More than one million people watched KSI and Logan Paul’s pay-per-view fight through illegal streams on Twitch instead of paying $10 to watch the official stream on YouTube.
At its peak, more than 860,000 people paid $10 to watch Logan Paul and KSI’s months-in-the-making fight, but that was nothing.
A number of illegal streams on Twitch gathered more than 1.2 million viewers. These were people interested in watching the YouTubers pummel each other, but didn’t want to spend $10 to do so. In the realm of streaming and YouTube, a few hundred thousand people may not seem like a big deal, but at $10 a person, that works out to $4 million.
It’s a huge loss — not just for KSI, but for YouTube. The company is taking an unannounced percentage of the proceeds as a hosting fee. Even lowballing an estimate of 30 percent, which is just under the company’s normal 40 percent cut it takes from creators’ AdSense revenue on videos, that’s approximately $1.2 million in losses.
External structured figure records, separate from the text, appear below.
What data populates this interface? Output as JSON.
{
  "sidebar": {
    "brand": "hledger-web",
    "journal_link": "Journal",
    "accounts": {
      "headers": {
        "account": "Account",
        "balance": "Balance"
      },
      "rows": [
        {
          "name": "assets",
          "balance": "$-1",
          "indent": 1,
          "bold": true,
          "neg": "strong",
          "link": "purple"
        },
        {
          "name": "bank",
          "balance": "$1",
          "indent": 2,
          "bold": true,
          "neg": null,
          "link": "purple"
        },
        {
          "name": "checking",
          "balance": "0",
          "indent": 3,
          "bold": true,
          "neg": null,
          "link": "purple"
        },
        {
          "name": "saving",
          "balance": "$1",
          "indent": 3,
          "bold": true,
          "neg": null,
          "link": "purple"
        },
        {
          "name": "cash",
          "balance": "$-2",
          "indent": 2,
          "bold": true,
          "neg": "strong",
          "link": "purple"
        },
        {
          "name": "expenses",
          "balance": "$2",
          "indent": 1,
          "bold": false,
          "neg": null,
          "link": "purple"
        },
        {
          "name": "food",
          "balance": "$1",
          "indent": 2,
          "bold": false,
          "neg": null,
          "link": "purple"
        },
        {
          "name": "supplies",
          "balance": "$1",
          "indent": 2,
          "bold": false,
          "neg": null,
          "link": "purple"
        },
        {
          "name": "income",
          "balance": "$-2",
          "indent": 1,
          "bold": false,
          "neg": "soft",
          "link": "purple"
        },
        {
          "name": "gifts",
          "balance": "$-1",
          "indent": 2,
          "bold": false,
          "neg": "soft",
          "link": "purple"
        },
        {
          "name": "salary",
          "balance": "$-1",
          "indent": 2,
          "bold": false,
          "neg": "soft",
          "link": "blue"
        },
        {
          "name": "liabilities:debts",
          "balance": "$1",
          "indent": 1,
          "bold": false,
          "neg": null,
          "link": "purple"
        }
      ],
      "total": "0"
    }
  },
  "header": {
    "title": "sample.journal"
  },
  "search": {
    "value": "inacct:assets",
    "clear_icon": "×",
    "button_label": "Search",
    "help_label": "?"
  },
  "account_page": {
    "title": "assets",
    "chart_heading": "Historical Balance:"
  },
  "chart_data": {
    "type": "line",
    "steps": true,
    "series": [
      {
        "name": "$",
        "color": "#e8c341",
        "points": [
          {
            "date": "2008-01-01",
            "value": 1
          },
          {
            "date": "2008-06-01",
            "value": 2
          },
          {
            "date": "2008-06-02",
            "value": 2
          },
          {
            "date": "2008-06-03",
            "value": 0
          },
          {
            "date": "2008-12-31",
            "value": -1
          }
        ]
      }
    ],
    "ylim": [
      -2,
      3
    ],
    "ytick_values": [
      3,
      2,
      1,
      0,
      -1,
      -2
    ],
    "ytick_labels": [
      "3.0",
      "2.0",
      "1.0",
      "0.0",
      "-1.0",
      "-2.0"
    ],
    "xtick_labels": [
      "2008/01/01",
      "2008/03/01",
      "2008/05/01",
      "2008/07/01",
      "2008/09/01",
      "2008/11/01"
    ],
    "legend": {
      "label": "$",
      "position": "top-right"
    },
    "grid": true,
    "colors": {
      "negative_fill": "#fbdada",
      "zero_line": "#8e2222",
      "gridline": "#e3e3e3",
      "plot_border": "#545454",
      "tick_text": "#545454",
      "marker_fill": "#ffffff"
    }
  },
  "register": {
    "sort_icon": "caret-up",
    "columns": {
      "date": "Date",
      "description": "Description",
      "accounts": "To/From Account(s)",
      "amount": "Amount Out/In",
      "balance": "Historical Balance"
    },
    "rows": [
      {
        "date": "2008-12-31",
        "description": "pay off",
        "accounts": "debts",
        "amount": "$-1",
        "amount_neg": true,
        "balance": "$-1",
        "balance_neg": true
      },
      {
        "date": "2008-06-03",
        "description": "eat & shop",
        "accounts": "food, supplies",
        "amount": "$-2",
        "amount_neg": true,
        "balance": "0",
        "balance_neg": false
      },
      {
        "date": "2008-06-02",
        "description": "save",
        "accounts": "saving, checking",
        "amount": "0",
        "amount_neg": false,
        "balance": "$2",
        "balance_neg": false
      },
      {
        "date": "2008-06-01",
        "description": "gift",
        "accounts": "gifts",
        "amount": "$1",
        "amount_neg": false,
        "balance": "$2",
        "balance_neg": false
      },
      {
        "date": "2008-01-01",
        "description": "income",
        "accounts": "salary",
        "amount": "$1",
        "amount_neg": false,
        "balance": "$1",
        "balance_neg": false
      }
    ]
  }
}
There are now officially more people watching the Logan Paul/KSI fight on Twitch through illegal streams than through the official YouTube stream. pic.twitter.com/LAfIFnxGkP
Jason Kint, the CEO of Digital Content Next and an expert in the field, tweeted about the noticeable division in viewers between those easily finding streams indirectly promoted on Twitch’s front page as “boxing” content.
“Nothing makes sense any more,” Kint tweeted . “I’m ticked off at Amazon [which owns Twitch] for not protecting the live PPV [Pay-Per-View] IP of Google’s YouTube from piracy. Welcome to our world, YouTube. Millions in immediately lost value and more importantly undermines future business opportunities as it trains piracy is only a click away. Amazon fail.”
Kint previously said that if KSI and Logan Paul streamed the fight for free, their viewership would have doubled. Instead of humming along steadily at 750,000 concurrents, which it averaged at toward the end of the night, Paul and KSI’s fight could have run with 1.5 or even two million viewers.
While it may be hard to generate pity or sympathy for two mutually controversial YouTube creators, this does say something about the future of livestreaming major events. Marketing these types of events, and taking time away from daily uploads or focusing on other videos to do so, does harm to a creator’s business. Liam Chivers, KSI’s promoter, told Bloomberg something similar just ahead of the match.
“I can guarantee if Logan and J. [KSI] had not done this boxing,” Chivers said, “they would’ve earned more money.”
Also, Twitch! Twitch didn’t even have to host the fight, and 1.2 million people watched — including sitting through ads — to see the fight. Well done, Twitch! You win!
Although organizers told Polygon prior to the fight that everyone would break even at a couple of hundred thousand viewers, the goal was to bring in millions. Technically, the fight did — they just weren’t on YouTube.
This isn’t a new problem for Twitch. When Floyd Mayweather and Conor McGregor met for their highly anticipated pay-per-view boxing match last year, more than 239 illegal streams were watched by approximately 2,930,598 people on a variety of services, according to The Independent. This includes Twitch.
Streaming these types of fights breaks Twitch’s community guidelines. The company’s guidelines state:
Uploading any content that you do not own, do not have the rights to, or are otherwise not authorized to use, violates our Terms of Service and may make your account liable to DMCA takedowns by third-party rights holders. We do not tolerate, for example: rebroadcasting other Twitch broadcasters’ content, playing pirated games, showing third-party movies and television shows, rebroadcasting a sports match, playing on unauthorized private servers, or uploading content from other sites without permission of the copyright owner.
But there were no DMCA takedowns. Every stream that ran, often with less-than-subtle titles, remained active the entire fight. Even when it was promoted on the front page and impossible to ignore. Although Twitch does rely on flaggers, administrators and moderators to work in concert to ensure inappropriate content is flagged, there are certain events that feel impossible to ignore.
Like KSI and Logan Paul fighting, or Mayweather and McGregor’s match.
What happens when KSI and Logan Paul meet again next year, as is already rumored? Forget them. Any other YouTuber who wants to run a livestream to try and pay for a high-caliber event has to worry about more people finding an illegal stream and choosing that instead; but whereas it can be difficult to find someone livestreaming the Oscars through Google, all people have to do is open up Twitch’s main page and wait for someone to offer them exactly what they’re looking for.
There are questions regarding whether KSI and Paul’s organizers contacted Twitch to run DMCA markers to try and prevent pirating ahead of the fight. It’s also unclear if Twitch was aware of the streams while they were happening. Polygon has reached out to both the event’s organizers and Twitch for comment.